Por Frei Betto
Uma observação de Voltaire (1694-1778) ressalta por que tantas pessoas emitem
ofensas nas redes digitais e, assim, revelam mais a respeito do próprio caráter
do que do perfil de quem é desrespeitado. “Ninguém se envergonha do que faz em
conjunto”, escreveu em “Deus e os homens”.
Isso explica a insanidade dos linchamentos virtuais e a violência gerada pelo
preconceito, como bem demonstra o filme “Infiltrado na Klan”, de Spike Lee,
vencedor do Oscar de melhor roteiro adaptado em 2019.
Muitos de nós jamais ofenderíamos pessoalmente um interlocutor com injúrias e
palavrões.
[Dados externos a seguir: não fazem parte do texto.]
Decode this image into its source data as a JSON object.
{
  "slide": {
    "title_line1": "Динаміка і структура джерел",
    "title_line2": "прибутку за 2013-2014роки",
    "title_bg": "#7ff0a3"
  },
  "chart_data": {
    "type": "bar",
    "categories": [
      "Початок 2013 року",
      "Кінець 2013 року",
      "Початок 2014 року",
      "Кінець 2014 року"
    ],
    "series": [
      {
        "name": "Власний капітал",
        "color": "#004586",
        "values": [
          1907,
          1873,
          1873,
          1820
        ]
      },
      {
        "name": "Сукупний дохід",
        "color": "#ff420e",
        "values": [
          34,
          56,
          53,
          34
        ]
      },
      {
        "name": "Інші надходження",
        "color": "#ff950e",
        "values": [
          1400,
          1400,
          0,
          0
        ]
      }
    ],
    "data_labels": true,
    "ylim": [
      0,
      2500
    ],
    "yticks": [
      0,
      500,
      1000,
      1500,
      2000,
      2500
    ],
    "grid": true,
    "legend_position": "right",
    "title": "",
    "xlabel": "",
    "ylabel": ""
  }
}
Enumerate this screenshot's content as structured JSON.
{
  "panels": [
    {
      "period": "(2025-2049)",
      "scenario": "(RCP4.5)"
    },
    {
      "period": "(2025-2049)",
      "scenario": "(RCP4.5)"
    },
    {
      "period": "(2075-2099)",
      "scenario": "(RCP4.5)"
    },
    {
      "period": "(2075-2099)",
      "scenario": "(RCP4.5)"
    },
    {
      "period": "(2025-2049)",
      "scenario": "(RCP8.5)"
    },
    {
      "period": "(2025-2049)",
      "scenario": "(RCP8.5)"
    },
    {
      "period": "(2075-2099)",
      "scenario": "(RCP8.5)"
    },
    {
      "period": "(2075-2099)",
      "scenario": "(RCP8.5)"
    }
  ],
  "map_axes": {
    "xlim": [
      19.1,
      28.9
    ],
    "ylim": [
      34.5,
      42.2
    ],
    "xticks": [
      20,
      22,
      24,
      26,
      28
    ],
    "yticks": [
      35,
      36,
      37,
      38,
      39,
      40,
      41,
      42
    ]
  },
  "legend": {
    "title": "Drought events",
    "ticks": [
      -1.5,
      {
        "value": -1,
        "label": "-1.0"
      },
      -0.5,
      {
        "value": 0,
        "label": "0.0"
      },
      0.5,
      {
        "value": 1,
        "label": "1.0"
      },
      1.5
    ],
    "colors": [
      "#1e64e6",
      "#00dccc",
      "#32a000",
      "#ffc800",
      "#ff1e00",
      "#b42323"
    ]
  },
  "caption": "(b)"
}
No entanto, há quem seja capaz de replicar nas redes digitais
ofensas a inúmeras pessoas, sem sequer se dar ao trabalho de apurar se a
informação procede.
Ao ser humano é dada a capacidade de discernimento, atributo que lhe permite o
exercício da liberdade. Há, contudo, quem prefira abdicar desse direito de
optar livremente. Prefere deixar que as decisões sejam tomadas pelo líder, guru
ou mentor do grupo social com a qual a pessoa se identifica. Opta pela
“servidão voluntária”, na expressão de La Boétie (1530-1563). E todos que não
comungam o seu credo são considerados inimigos, hereges ou traidores, e devem
ser varridos da face da Terra.
Essa submissão de si à vontade do outro ocorre em partidos políticos, empresas,
associações e, sobretudo, em segmentos religiosos. No caso de Igrejas, a
dominação ideológica é legitimada pela suposta vontade de Deus ecoada pela voz
do pastor ou do padre. Assim, difunde-se uma perigosa teodiceia pela qual tudo
se explica pela lógica divina, ainda que a humana não consiga digeri-la.
Se há uma catástrofe como a de Brumadinho, se estou desempregado, se perco um
filho atingido por bala “perdida”, não devo protestar ou lamentar. Deus tinha
algo em mente para permitir que tais desgraças acontecessem. Assim a teodiceia
se transforma em panaceia.
É o recurso da apatia como anestesia da consciência. O exemplo paradigmático é
o extermínio das vítimas do nazismo. A ordem genocida não saía da cabeça de um
tresloucado, e sim de quem tinha plena (e tranquila) consciência do que fazia,
como demonstrou Hannah Arendt.
A ordem inicial se desdobrava em sequência. Um dirigia o caminhão até o
alojamento dos presos; outro os encaminhava ao veículo; outro ordenava se
despirem e distribuía toalhas e sabão; outro apertava o botão vermelho; e, por
fim, um grupo retirava os corpos da câmara de gás sem a menor ideia por que
foram mortos. Processo confirmado pela descoberta, em 1980, dos relatos
escritos pelo grego Marcel Nadjari e guardados no interior de uma garrafa
térmica enterrada no solo de Auschwitz, onde ele, prisioneiro, fazia parte do
Sonderkommando, a equipe que retirava os cadáveres das câmaras de gás
(cf: https://www.bbc.com/portuguese/internacional-42193700).
Isso se repete hoje em instituições que controlam o mercado financeiro mundial,
como o FMI e o Banco Mundial. Ao propor ajustes fiscais, austeridade, teto de
gastos a países periféricos, seus oráculos não são movidos por um sentimento de
maldade para com povos que verão agravada sua situação de pobreza. Eles seguem
a lógica do sistema: esses países tomaram dinheiro emprestado de credores
nacionais e internacionais e, agora, precisam honrar suas dívidas. Ainda que
isso signifique aumento da mortalidade infantil e do desemprego.
Esta a lógica do poder, que nem sempre leva em conta os direitos dos
subalternos. Isso vale para os casos de feminicídio, nos quais o homem agride a
mulher; dos neonazistas que odeiam negros e judeus; dos internautas que vociferaram
porque a Justiça permitiu que Lula, prisioneiro, comparecesse ao sepultamento
do neto.
Como frisou Bachelard (1884-1962), “quanta amargura há no coração de um ser que
a doçura corrói.”
Frei Betto é escritor, autor
de “A arte de semear estrelas” (Rocco), entre outros livros.